One way to help ensure the safety of your workers is by training them in the use of Personal Protective Equipment (PPE).

PPE is equipment worn to minimize exposure to hazards that cause serious workplace injuries and illnesses, which can result from contact with chemical, radiological, physical, electrical, mechanical, or other workplace hazards. PPE includes things such as hard hats, safety glasses, protective hearing devices, foot and arm protection, respirators, coveralls, and more.

Training means making sure ALL employees know the role of personal protective equipment at the workplace AND within their own job.

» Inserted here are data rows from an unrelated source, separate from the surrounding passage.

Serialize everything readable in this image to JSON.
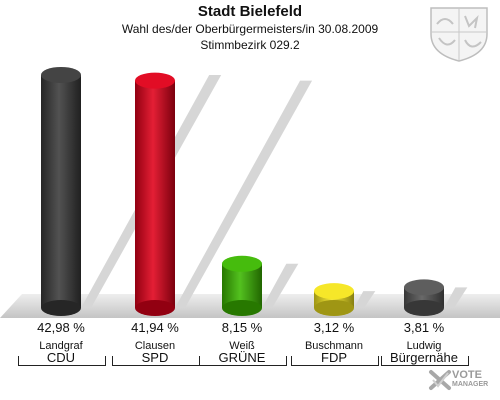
{
  "header": {
    "title": "Stadt Bielefeld",
    "subtitle": "Wahl des/der Oberbürgermeisters/in 30.08.2009",
    "district": "Stimmbezirk 029.2"
  },
  "chart_data": {
    "type": "bar",
    "title": "Stadt Bielefeld",
    "subtitle": "Wahl des/der Oberbürgermeisters/in 30.08.2009 — Stimmbezirk 029.2",
    "ylim": [
      0,
      45
    ],
    "grid": false,
    "legend": "none",
    "categories": [
      "Landgraf CDU",
      "Clausen SPD",
      "Weiß GRÜNE",
      "Buschmann FDP",
      "Ludwig Bürgernähe"
    ],
    "values": [
      42.98,
      41.94,
      8.15,
      3.12,
      3.81
    ],
    "value_labels": [
      "42,98 %",
      "41,94 %",
      "8,15 %",
      "3,12 %",
      "3,81 %"
    ],
    "candidates": [
      "Landgraf",
      "Clausen",
      "Weiß",
      "Buschmann",
      "Ludwig"
    ],
    "parties": [
      "CDU",
      "SPD",
      "GRÜNE",
      "FDP",
      "Bürgernähe"
    ],
    "colors": [
      "#3a3a3a",
      "#e0001a",
      "#3cb800",
      "#f5e61e",
      "#555555"
    ]
  },
  "logo": {
    "line1": "VOTE",
    "line2": "MANAGER",
    "icon": "checkmark-x-icon"
  },
  "crest": {
    "icon": "coat-of-arms-icon"
  }
}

For instance, they need to know that OSHA requires the use of PPE to reduce employee exposure to hazards when engineering and administrative controls are not effective. And, as an employer, you are required to ensure each worker required to use PPE knows:

  • When PPE is necessary
  • What kind of PPE is necessary
  • How to properly put it on, adjust it, ensure it fits, take it off
  • Limitations of the equipment
  • Proper care, maintenance, useful life, and disposal of the equipment

Examples of PPE Safety Talks

PPE keeps workers safe at work. From head to toe, PPE is a critical part of any safety plan. But training and education are just as important as the equipment itself. In addition to required training, consider doing some ‘brief’ educational moments.

These are some topics that make for good toolbox talks or safety briefs.

Overprotection and underprotection can be just as dangerous as no protection. For instance, overprotection, when you wear too many layers, can lead to heat stress; whereas, underprotection may lead to chronic health problems after prolonged exposure to hazardous substances. Show workers how to balance using the best protection with the greatest comfort.

Set up a time to listen to your workers about what types of equipment work best. Did you know, when the job requires the ability to grasp small objects (i.e., test tubes), you should use gloves with a textured finish on the fingertips? For larger, heavier objects you’ll want gloves with a roughened surface. Your employees can weigh in on brands, colors, models and more since they are doing the job the PPE is required for.

Make sure workers understand that whether a task takes a few minutes or several hours, if PPE is required it MUST be worn. There are no exceptions for a ‘5-minute’ job; because in that 5 minutes, your worker is still exposed to the hazard.

Cleaning and storing. If PPE isn’t taken care of, it won’t function as it is supposed to and workers may be hurt. Talk to employees about the proper care and reporting of damaged or worn-out PPE.

Schedule some safety briefs or toolbox talks on a regular basis, such as once a month. Your workers are going to be more willing to adhere to the rules and use PPE if they understand its importance.